Generally a Media Server has the propery of long keeping old data and is ever-growing. This exactly is, what SnapRAID was designed for.

  • SnapRAID allows to add new drives or even new parities later on.

  • You can mix different filesystem on all drives. SnapRAID just adds the redundancy.

  • SnapRAID is not meant as backup.
    On Media archives you quite often do not need a backup at all.

  • ZFS RAIDZ is not meant as a backup either.
    However zfs send in combination with zfs snapshot offers some very easy to use 24/7 on-the-fly backup and restore feature.

  • ZFS is meant for filesystems, where it is crucial that they never have a downtime. Nearly everything can be fixed on-the-fly without any downtime.
    Downtimes only happen in case the redundancy/self-healing of ZFS is no more capable to repair the damage. But even then, ZFS is more than helpful, and lists you all your lost data. Usually.

  • OTOH SnapRAID can recover data, but this is done in an offline fashion.
    So until recovered, the data is not available.
    It is also helpful to find out which data is lost. But this is more difficult, than with ZFS.

Best practice recommendation with SnapRAID (ZFS is beyond this answer):

  • Stay with LVM!
    • Make each drive a full PV. No partition table.
      If you want to encrypt the drive, put the PV inside the LUKS container.
    • Put each such PV into it's own VG. This way a failing drive does not harm other VGs.
      You can aggregate several smaller drives into the same VG to have every LV (device for SnapRAID) at a similar size.
    • Create a bunch of similar size data LVs, one each on one VG.
    • Leave enough room (100GB) on the VGs for creating snapshots and small adjustments of the filesystems.
    • Create a bunch of Parity drives which are bigger (ca. 10%) than the data LVs.
    • At the end of each PV there should be some free room (see enough room above).
      This is for modern filesystems which create superblock copies at the end. If you fill the PV completely, those FS (ZFS) might detect the whole drive or the PV instead of the LV.
      (This does not happen if you use encrypted drives.)
  • Create the FS of your choice for your data drives on those LVs.
  • Perhaps use ZFS for parity drives on the LVs.
    • (This is curently still at experimentation on my side.)
    • Each SnapRAID parity drive should be it's own pool.
    • No compression/dedup needed here.
    • Note that this is not very straight forwardperfect, as ZFS usually creates it's FS in /.
    • To zvol or not to zvol, that's an unsolved question at my side.

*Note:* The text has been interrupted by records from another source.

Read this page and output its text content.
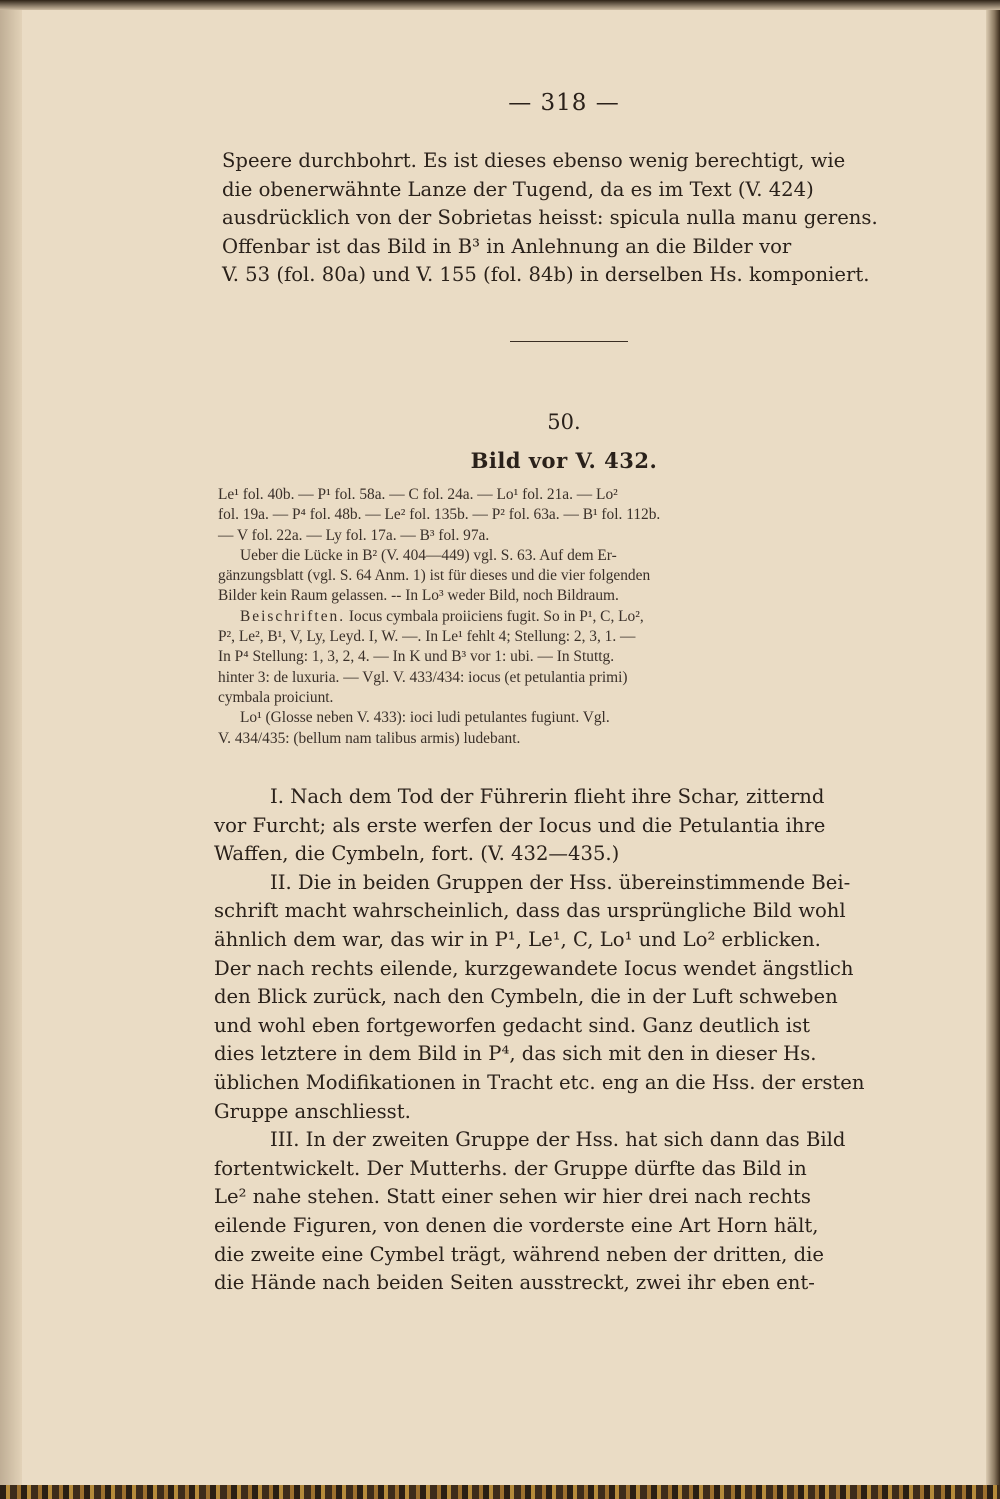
— 318 —

Speere durchbohrt. Es ist dieses ebenso wenig berechtigt, wie

die obenerwähnte Lanze der Tugend, da es im Text (V. 424)

ausdrücklich von der Sobrietas heisst: spicula nulla manu gerens.

Offenbar ist das Bild in B³ in Anlehnung an die Bilder vor

V. 53 (fol. 80a) und V. 155 (fol. 84b) in derselben Hs. komponiert.

50.
Bild vor V. 432.

Le¹ fol. 40b. — P¹ fol. 58a. — C fol. 24a. — Lo¹ fol. 21a. — Lo²

fol. 19a. — P⁴ fol. 48b. — Le² fol. 135b. — P² fol. 63a. — B¹ fol. 112b.

— V fol. 22a. — Ly fol. 17a. — B³ fol. 97a.

Ueber die Lücke in B² (V. 404—449) vgl. S. 63. Auf dem Er-

gänzungsblatt (vgl. S. 64 Anm. 1) ist für dieses und die vier folgenden

Bilder kein Raum gelassen. -- In Lo³ weder Bild, noch Bildraum.

Beischriften. Iocus cymbala proiiciens fugit. So in P¹, C, Lo²,

P², Le², B¹, V, Ly, Leyd. I, W. —. In Le¹ fehlt 4; Stellung: 2, 3, 1. —

In P⁴ Stellung: 1, 3, 2, 4. — In K und B³ vor 1: ubi. — In Stuttg.

hinter 3: de luxuria. — Vgl. V. 433/434: iocus (et petulantia primi)

cymbala proiciunt.

Lo¹ (Glosse neben V. 433): ioci ludi petulantes fugiunt. Vgl.

V. 434/435: (bellum nam talibus armis) ludebant.

I. Nach dem Tod der Führerin flieht ihre Schar, zitternd

vor Furcht; als erste werfen der Iocus und die Petulantia ihre

Waffen, die Cymbeln, fort. (V. 432—435.)

II. Die in beiden Gruppen der Hss. übereinstimmende Bei-

schrift macht wahrscheinlich, dass das ursprüngliche Bild wohl

ähnlich dem war, das wir in P¹, Le¹, C, Lo¹ und Lo² erblicken.

Der nach rechts eilende, kurzgewandete Iocus wendet ängstlich

den Blick zurück, nach den Cymbeln, die in der Luft schweben

und wohl eben fortgeworfen gedacht sind. Ganz deutlich ist

dies letztere in dem Bild in P⁴, das sich mit den in dieser Hs.

üblichen Modifikationen in Tracht etc. eng an die Hss. der ersten

Gruppe anschliesst.

III. In der zweiten Gruppe der Hss. hat sich dann das Bild

fortentwickelt. Der Mutterhs. der Gruppe dürfte das Bild in

Le² nahe stehen. Statt einer sehen wir hier drei nach rechts

eilende Figuren, von denen die vorderste eine Art Horn hält,

die zweite eine Cymbel trägt, während neben der dritten, die

die Hände nach beiden Seiten ausstreckt, zwei ihr eben ent-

How to configure and administer SnapRAID is beyond the scope of this answer.

Why ZFS for parity:

Well, when a data-drive goes bad (unreadable sectors) you can copy the readable files. Unreadable files are found this way easily. You then can recover it.

Copying over still readable data dramatically speeds up the recovery process.

However, SnapRAID parity is just one big file. If you copy this file, you want to be sure, it has no silent corruption. ZFS ensures this independently of SnapRAID. In case there is corruption, ZFS tells you so, such that you know you must check the parity file.

Checking the complete file in case of just some defective sectors takes ages, as all data of all drives must be read in completely.

There is very likely a way to just only check the parts which were corrupt on a parity file. However I am not sure as I haven't needed that yet.

Why not BTRFS?

  • ZFS runs completely stable, silent and flawless for years already.
  • OTOH it's 20192021 and BTRFS still has trainloads of serious problems.
    • Edit: For me it is serious if basic features are not completely reliable, this is they must not increase trouble if things go bad. Maybe I am just lacking the experience, but reading the docs I have not the slightest idea how to reach this goal with BTRF yet.
  • For example, BTRFS reacts unpredictable and unstable if you fill it completely.
    In contrast no such problems are known with ZFS.
  • It's likely that you sometimes hit the a full parity if you are not careful with SnapRAID, as you want your parity drive to use 95%+ of all available space.
    (SnapRAID is a bit inefficient if it has to put many small files into parity.)
    This is no problem for ZFS (it gets a bit slower on nearly filled pools, but that is OK here).

Edit: Why encryption?

See also my way using LUKS

Encryption is just the way to be able to replace drives without worrying about the data on it. If an encrypted drive is removed from the system, all data is automatically rendered unreadable (as long as encryption cannot be broken) as the key is unique to the computer.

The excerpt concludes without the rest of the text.